Fantastic Creations: House of Brass is a fun, but unremarkable hidden object adventure
Fantastic Creations: House of Brass starts strongly, with an intriguing tale of immortality and the promise of lost love renewed in a magical, steam-driven house, and it even tries to mix things up with its own unique twist on the hidden object genre. And it’s pretty good – but it stumbles a bit, and never quite manages to raise itself above the crowded ranks of decent, conventional, but unremarkable hidden object adventures.
As a child, you were raised on generations-old stories of a great house filled with wondrous creations and an inventor who discovered the secret of everlasting life. But the passing of your mother reveals a secret: those bedtime stories she used to tell you are more than simple fairy tales. The house is real, and with the help of one of those amazing inventions she kept hidden until her death, you’re soon standing in front of it, about to begin your greatest adventure.

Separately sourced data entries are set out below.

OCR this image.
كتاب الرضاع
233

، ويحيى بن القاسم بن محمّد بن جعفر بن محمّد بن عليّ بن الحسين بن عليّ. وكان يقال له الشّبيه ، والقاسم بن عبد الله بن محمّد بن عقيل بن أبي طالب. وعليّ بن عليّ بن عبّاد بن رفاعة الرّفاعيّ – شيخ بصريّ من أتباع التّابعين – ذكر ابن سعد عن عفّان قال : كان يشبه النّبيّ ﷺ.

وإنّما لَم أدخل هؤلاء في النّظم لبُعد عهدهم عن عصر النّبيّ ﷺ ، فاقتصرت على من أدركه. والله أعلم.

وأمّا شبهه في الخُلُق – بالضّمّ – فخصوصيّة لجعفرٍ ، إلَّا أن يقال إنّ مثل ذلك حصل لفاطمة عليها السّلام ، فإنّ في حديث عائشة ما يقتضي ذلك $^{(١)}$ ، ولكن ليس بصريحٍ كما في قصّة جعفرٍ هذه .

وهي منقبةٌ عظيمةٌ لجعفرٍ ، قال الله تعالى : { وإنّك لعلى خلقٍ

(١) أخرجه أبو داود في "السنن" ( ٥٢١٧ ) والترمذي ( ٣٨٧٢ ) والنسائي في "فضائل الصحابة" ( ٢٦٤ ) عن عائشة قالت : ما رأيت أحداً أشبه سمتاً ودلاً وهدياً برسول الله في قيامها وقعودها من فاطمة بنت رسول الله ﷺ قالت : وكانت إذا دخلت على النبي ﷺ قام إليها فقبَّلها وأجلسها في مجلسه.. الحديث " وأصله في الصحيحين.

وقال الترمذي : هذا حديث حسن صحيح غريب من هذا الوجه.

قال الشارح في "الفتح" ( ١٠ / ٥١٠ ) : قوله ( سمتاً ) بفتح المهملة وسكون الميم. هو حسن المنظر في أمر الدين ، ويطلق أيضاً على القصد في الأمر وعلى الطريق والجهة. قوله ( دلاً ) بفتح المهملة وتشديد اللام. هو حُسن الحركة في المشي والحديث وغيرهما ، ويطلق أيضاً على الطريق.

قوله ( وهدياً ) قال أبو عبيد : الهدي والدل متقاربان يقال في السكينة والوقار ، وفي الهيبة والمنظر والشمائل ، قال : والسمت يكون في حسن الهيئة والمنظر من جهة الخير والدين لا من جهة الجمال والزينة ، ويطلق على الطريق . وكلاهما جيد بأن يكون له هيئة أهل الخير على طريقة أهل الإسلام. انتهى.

From the start, Fantastic Creations: House of Brass seems like a very straightforward hidden object adventure, a mix of puzzles and hidden object scenes tied together with a pseudo-magical story of failed love and – maybe – redemption. And so it is; the mini-games are plentiful but, for the most part, not terribly original, and while a few will try your patience the bulk of them aren’t overly difficult. For those moments when you do get stuck, the usual “skip puzzle” option will save the day, but the pre-skip countdown timer is relatively slow compared to most other games, ensuring that you’ll have plenty of opportunity to work things out on your own before you throw in the towel.
The hidden object scenes, on the other hand, are a wee bit different. Instead of being given a list of random objects to find, House of Brass tasks you with finding of all items of a certain type, like concave objects or pointed ones. The net result is essentially the same, but it’s a bit of a novelty and an extra challenge not knowing exactly what you’re looking for, so HOG fans tired of the same old might find it a nice change of pace. Like the puzzle skip timer, the hint timer also ticks off rather slowly, so you can expect to do most of the heavy lifting yourself.

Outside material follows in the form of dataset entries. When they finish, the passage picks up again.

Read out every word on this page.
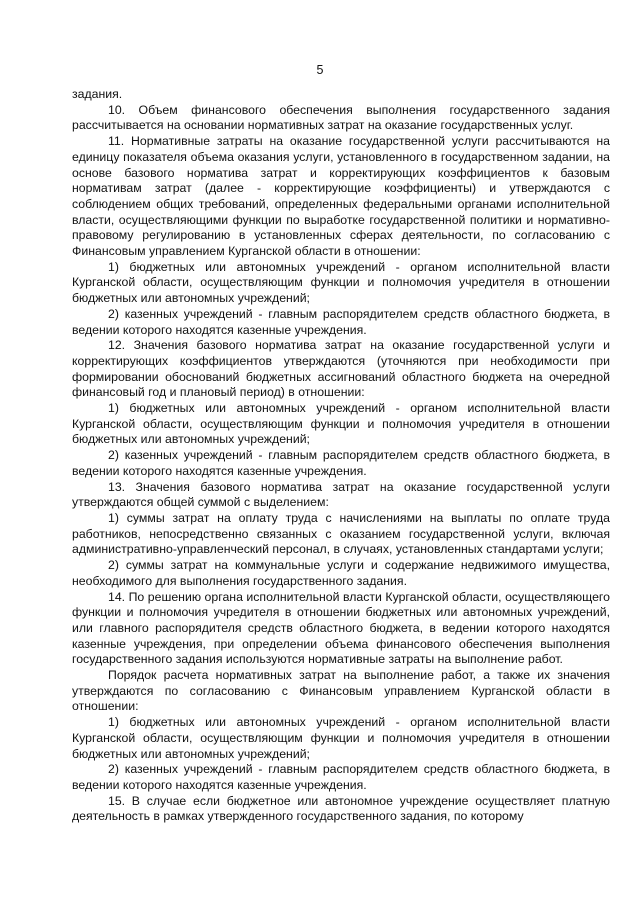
5

задания.

10. Объем финансового обеспечения выполнения государственного задания рассчитывается на основании нормативных затрат на оказание государственных услуг.

11. Нормативные затраты на оказание государственной услуги рассчитываются на единицу показателя объема оказания услуги, установленного в государственном задании, на основе базового норматива затрат и корректирующих коэффициентов к базовым нормативам затрат (далее - корректирующие коэффициенты) и утверждаются с соблюдением общих требований, определенных федеральными органами исполнительной власти, осуществляющими функции по выработке государственной политики и нормативно-правовому регулированию в установленных сферах деятельности, по согласованию с Финансовым управлением Курганской области в отношении:

1) бюджетных или автономных учреждений - органом исполнительной власти Курганской области, осуществляющим функции и полномочия учредителя в отношении бюджетных или автономных учреждений;

2) казенных учреждений - главным распорядителем средств областного бюджета, в ведении которого находятся казенные учреждения.

12. Значения базового норматива затрат на оказание государственной услуги и корректирующих коэффициентов утверждаются (уточняются при необходимости при формировании обоснований бюджетных ассигнований областного бюджета на очередной финансовый год и плановый период) в отношении:

1) бюджетных или автономных учреждений - органом исполнительной власти Курганской области, осуществляющим функции и полномочия учредителя в отношении бюджетных или автономных учреждений;

2) казенных учреждений - главным распорядителем средств областного бюджета, в ведении которого находятся казенные учреждения.

13. Значения базового норматива затрат на оказание государственной услуги утверждаются общей суммой с выделением:

1) суммы затрат на оплату труда с начислениями на выплаты по оплате труда работников, непосредственно связанных с оказанием государственной услуги, включая административно-управленческий персонал, в случаях, установленных стандартами услуги;

2) суммы затрат на коммунальные услуги и содержание недвижимого имущества, необходимого для выполнения государственного задания.

14. По решению органа исполнительной власти Курганской области, осуществляющего функции и полномочия учредителя в отношении бюджетных или автономных учреждений, или главного распорядителя средств областного бюджета, в ведении которого находятся казенные учреждения, при определении объема финансового обеспечения выполнения государственного задания используются нормативные затраты на выполнение работ.

Порядок расчета нормативных затрат на выполнение работ, а также их значения утверждаются по согласованию с Финансовым управлением Курганской области в отношении:

1) бюджетных или автономных учреждений - органом исполнительной власти Курганской области, осуществляющим функции и полномочия учредителя в отношении бюджетных или автономных учреждений;

2) казенных учреждений - главным распорядителем средств областного бюджета, в ведении которого находятся казенные учреждения.

15. В случае если бюджетное или автономное учреждение осуществляет платную деятельность в рамках утвержденного государственного задания, по которому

The game packs a pleasant visual punch, although that’s as much to do with the setting as with the actual graphics, which are very good, but certainly not the best we’ve ever seen. The house itself is a charming and fascinating place, especially for gamers who enjoy the steampunk genre, and it even has something of a sensible and almost cozy aesthetic to it. The voice acting isn’t especially strong, but it’s good enough to add a little life to the game. And while the music is actually quite good it feels disconnected from what’s happening on the screen; it’s nice to listen to but doesn’t really do anything to accentuate the game.

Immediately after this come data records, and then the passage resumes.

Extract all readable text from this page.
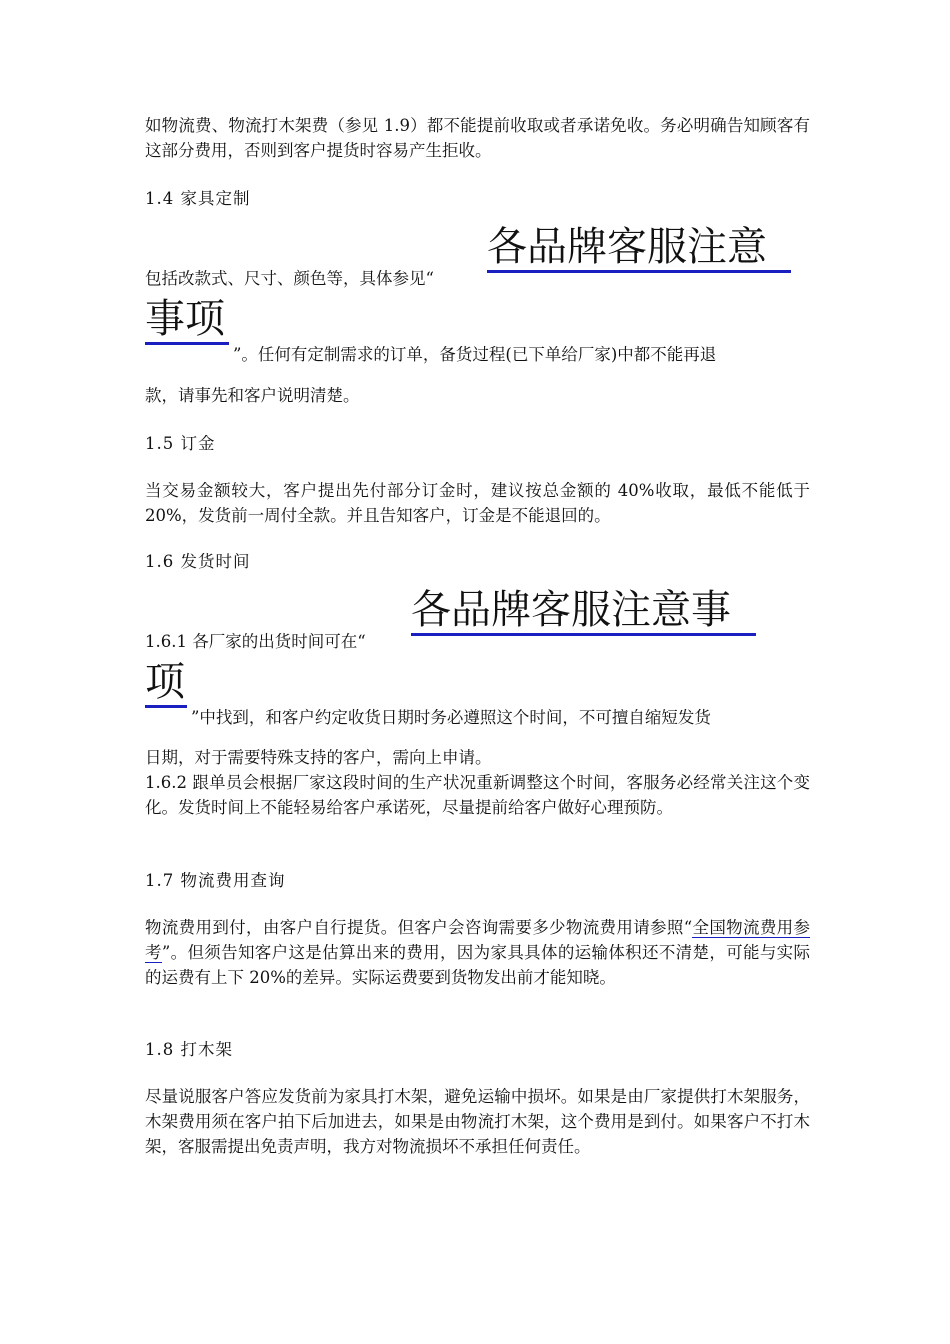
如物流费、物流打木架费（参见 1.9）都不能提前收取或者承诺免收。务必明确告知顾客有这部分费用，否则到客户提货时容易产生拒收。
1.4 家具定制
包括改款式、尺寸、颜色等，具体参见“
各品牌客服注意
事项
”。任何有定制需求的订单，备货过程(已下单给厂家)中都不能再退
款，请事先和客户说明清楚。
1.5 订金
当交易金额较大，客户提出先付部分订金时，建议按总金额的 40%收取，最低不能低于 20%，发货前一周付全款。并且告知客户，订金是不能退回的。
1.6 发货时间
1.6.1 各厂家的出货时间可在“
各品牌客服注意事
项
”中找到，和客户约定收货日期时务必遵照这个时间，不可擅自缩短发货
日期，对于需要特殊支持的客户，需向上申请。
1.6.2 跟单员会根据厂家这段时间的生产状况重新调整这个时间，客服务必经常关注这个变化。发货时间上不能轻易给客户承诺死，尽量提前给客户做好心理预防。
1.7 物流费用查询
物流费用到付，由客户自行提货。但客户会咨询需要多少物流费用请参照“全国物流费用参考”。但须告知客户这是估算出来的费用，因为家具具体的运输体积还不清楚，可能与实际的运费有上下 20%的差异。实际运费要到货物发出前才能知晓。
1.8 打木架
尽量说服客户答应发货前为家具打木架，避免运输中损坏。如果是由厂家提供打木架服务，木架费用须在客户拍下后加进去，如果是由物流打木架，这个费用是到付。如果客户不打木架，客服需提出免责声明，我方对物流损坏不承担任何责任。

But around the halfway point, I began to notice a few bumps in the road that, while they didn’t ruin the journey, made the ride a little rougher than it needed to be. The in-game journal, for instance, spins the game’s tale very well, but it lacks any sort of useful map. The basic layout of the House of Brass is contained on the first page, but it doesn’t tell you where you are, nor does it indicate which rooms are which. So when you’re told to go to the mail room, for instance, it’s pretty much useless. There’s a lot of back-and-forth running around, and despite the game’s relatively small size it’s not too difficult to get turned around or forget exactly where it is you’re supposed to be going, so the absence of a proper map hurts.
The story didn’t do much for me either, which was particularly disappointing because it began so well. There were creepy bits and sad bits, which I thought suggested the potential for an engaging and memorable tale, but when all was said and done it just petered out into nothing. Even the big finish wasn’t really a resolution of any sort, and instead of an epilogue or even an explanation, it just rolls credits. Kind of a letdown.
House of Brass is currently available as a Collector’s Edition, with a fairly average and uninspired mix of extras: a prologue bonus chapter, access to the mini-games, wallpapers, and a soundtrack. It’s pretty conventional as far as these things go, but nothing to get too excited about.
Fantastic Creations: House of Brass is the classic “close, but no cigar.” It’s a decent game, but I can’t help feeling that it could have been a whole lot better than it was, and that, in the end, makes it a disappointment.